It should be noted that when the acao header indicates (designing) *, it is not allowed to use HTTP authentication for client
- After the user logs in successfully, it will return to verify
TokenTo the client.
- After receiving the data, the client saves it in the client
- Each time the client accesses the API, it carries
TokenTo the server side.
- The server uses filter filter to verify. If the verification is successful, the request data will be returned; if the verification fails, the error code will be returned
When we authenticate the information in the program and obtain
tokenAfter that, we can get through this
TokenDo a lot of things.
We can even create a permission based
tokenTo third-party applications that can access our data (only if we allow them to
Advantages of tokens
- Stored on the client
TokensIt is stateless and can be extended. Based on this stateless and non storage
SessionLoad balancer can transfer user information from one service to another server.

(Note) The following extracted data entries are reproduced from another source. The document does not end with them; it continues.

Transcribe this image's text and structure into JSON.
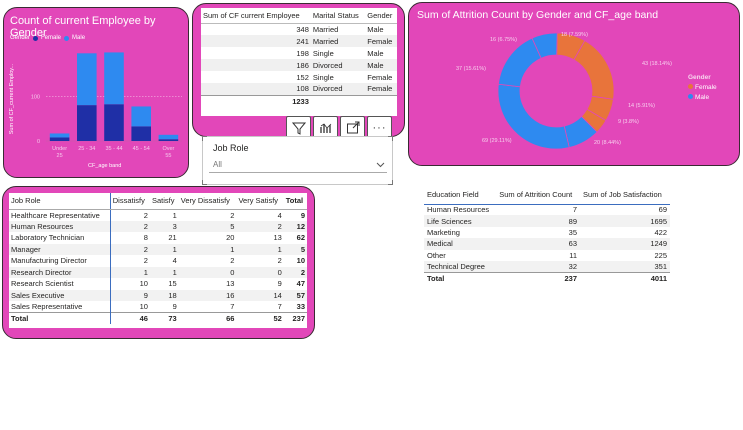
{
  "gender_chart": {
    "title": "Count of current Employee by Gender",
    "legend_title": "Gender",
    "legend": [
      {
        "name": "Female",
        "color": "#1f2fa6"
      },
      {
        "name": "Male",
        "color": "#2e8af0"
      }
    ],
    "ylabel": "Sum of CF_current Employ...",
    "xlabel": "CF_age band",
    "ytick_100": "100",
    "ytick_0": "0",
    "chart_data": {
      "type": "bar",
      "stacked": true,
      "title": "Count of current Employee by Gender",
      "xlabel": "CF_age band",
      "ylabel": "Sum of CF_current Employ...",
      "categories": [
        "Under 25",
        "25 - 34",
        "35 - 44",
        "45 - 54",
        "Over 55"
      ],
      "category_lines": [
        [
          "Under",
          "25"
        ],
        [
          "25 - 34",
          ""
        ],
        [
          "35 - 44",
          ""
        ],
        [
          "45 - 54",
          ""
        ],
        [
          "Over",
          "55"
        ]
      ],
      "series": [
        {
          "name": "Female",
          "color": "#1f2fa6",
          "values": [
            8,
            81,
            83,
            33,
            4
          ]
        },
        {
          "name": "Male",
          "color": "#2e8af0",
          "values": [
            9,
            117,
            117,
            45,
            10
          ]
        }
      ],
      "ylim": [
        0,
        210
      ],
      "grid": false,
      "legend_position": "top-left"
    }
  },
  "marital_table": {
    "headers": [
      "Sum of CF current Employee",
      "Marital Status",
      "Gender"
    ],
    "rows": [
      [
        "348",
        "Married",
        "Male"
      ],
      [
        "241",
        "Married",
        "Female"
      ],
      [
        "198",
        "Single",
        "Male"
      ],
      [
        "186",
        "Divorced",
        "Male"
      ],
      [
        "152",
        "Single",
        "Female"
      ],
      [
        "108",
        "Divorced",
        "Female"
      ]
    ],
    "total": "1233"
  },
  "visual_toolbar": {
    "filter_icon": "filter-icon",
    "analytics_icon": "analytics-icon",
    "focus_icon": "focus-mode-icon",
    "more_icon": "more-options-icon",
    "more_label": "···"
  },
  "attrition_chart": {
    "title": "Sum of Attrition Count by Gender and CF_age band",
    "legend_title": "Gender",
    "legend": [
      {
        "name": "Female",
        "color": "#e8743b"
      },
      {
        "name": "Male",
        "color": "#2e8af0"
      }
    ],
    "chart_data": {
      "type": "pie",
      "donut": true,
      "title": "Sum of Attrition Count by Gender and CF_age band",
      "slices": [
        {
          "label": "18 (7.59%)",
          "value": 18,
          "gender": "Female"
        },
        {
          "label": "43 (18.14%)",
          "value": 43,
          "gender": "Female"
        },
        {
          "label": "14 (5.91%)",
          "value": 14,
          "gender": "Female"
        },
        {
          "label": "9 (3.8%)",
          "value": 9,
          "gender": "Female"
        },
        {
          "label": "20 (8.44%)",
          "value": 20,
          "gender": "Male"
        },
        {
          "label": "69 (29.11%)",
          "value": 69,
          "gender": "Male"
        },
        {
          "label": "37 (15.61%)",
          "value": 37,
          "gender": "Male"
        },
        {
          "label": "16 (6.75%)",
          "value": 16,
          "gender": "Male"
        }
      ],
      "legend_position": "right"
    }
  },
  "job_role_slicer": {
    "title": "Job Role",
    "value": "All"
  },
  "job_table": {
    "headers": [
      "Job Role",
      "Dissatisfy",
      "Satisfy",
      "Very Dissatisfy",
      "Very Satisfy",
      "Total"
    ],
    "rows": [
      [
        "Healthcare Representative",
        "2",
        "1",
        "2",
        "4",
        "9"
      ],
      [
        "Human Resources",
        "2",
        "3",
        "5",
        "2",
        "12"
      ],
      [
        "Laboratory Technician",
        "8",
        "21",
        "20",
        "13",
        "62"
      ],
      [
        "Manager",
        "2",
        "1",
        "1",
        "1",
        "5"
      ],
      [
        "Manufacturing Director",
        "2",
        "4",
        "2",
        "2",
        "10"
      ],
      [
        "Research Director",
        "1",
        "1",
        "0",
        "0",
        "2"
      ],
      [
        "Research Scientist",
        "10",
        "15",
        "13",
        "9",
        "47"
      ],
      [
        "Sales Executive",
        "9",
        "18",
        "16",
        "14",
        "57"
      ],
      [
        "Sales Representative",
        "10",
        "9",
        "7",
        "7",
        "33"
      ]
    ],
    "total": [
      "Total",
      "46",
      "73",
      "66",
      "52",
      "237"
    ]
  },
  "education_table": {
    "headers": [
      "Education Field",
      "Sum of Attrition Count",
      "Sum of Job Satisfaction"
    ],
    "rows": [
      [
        "Human Resources",
        "7",
        "69"
      ],
      [
        "Life Sciences",
        "89",
        "1695"
      ],
      [
        "Marketing",
        "35",
        "422"
      ],
      [
        "Medical",
        "63",
        "1249"
      ],
      [
        "Other",
        "11",
        "225"
      ],
      [
        "Technical Degree",
        "32",
        "351"
      ]
    ],
    "total": [
      "Total",
      "237",
      "4011"
    ]
  }
}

- If we save the authenticated user’s information in
SessionThen each request requires the user to send authentication information to the authenticated server (called
SessionAffinity). When the number of users is large, it may cause some congestion.
- But don’t worry. use
tokensAfter that, these problems were solved because
tokensHold the user’s authentication information.
- Send on request
tokenIt’s no longer sending
CSRF(Cross Site Request Forgery). Even if used on the client side
cookieIt’s just a storage mechanism, not for authentication. Do not store information in
SessionMiddle, let’s lose right
tokenAfter a period of time, users need to re verify. We don’t have to wait
tokenThere is a retraction operation, through the
token revocataionCan make a specific
tokenOr a group with the same certification
TokensAbility to create programs that share permissions with other programs. For example, be able to connect a casual social account with your own big size (Facebook or twitter). When we log in to twitter through the service (we will buffer the process), we are allowing buffer to post to our twitter stream.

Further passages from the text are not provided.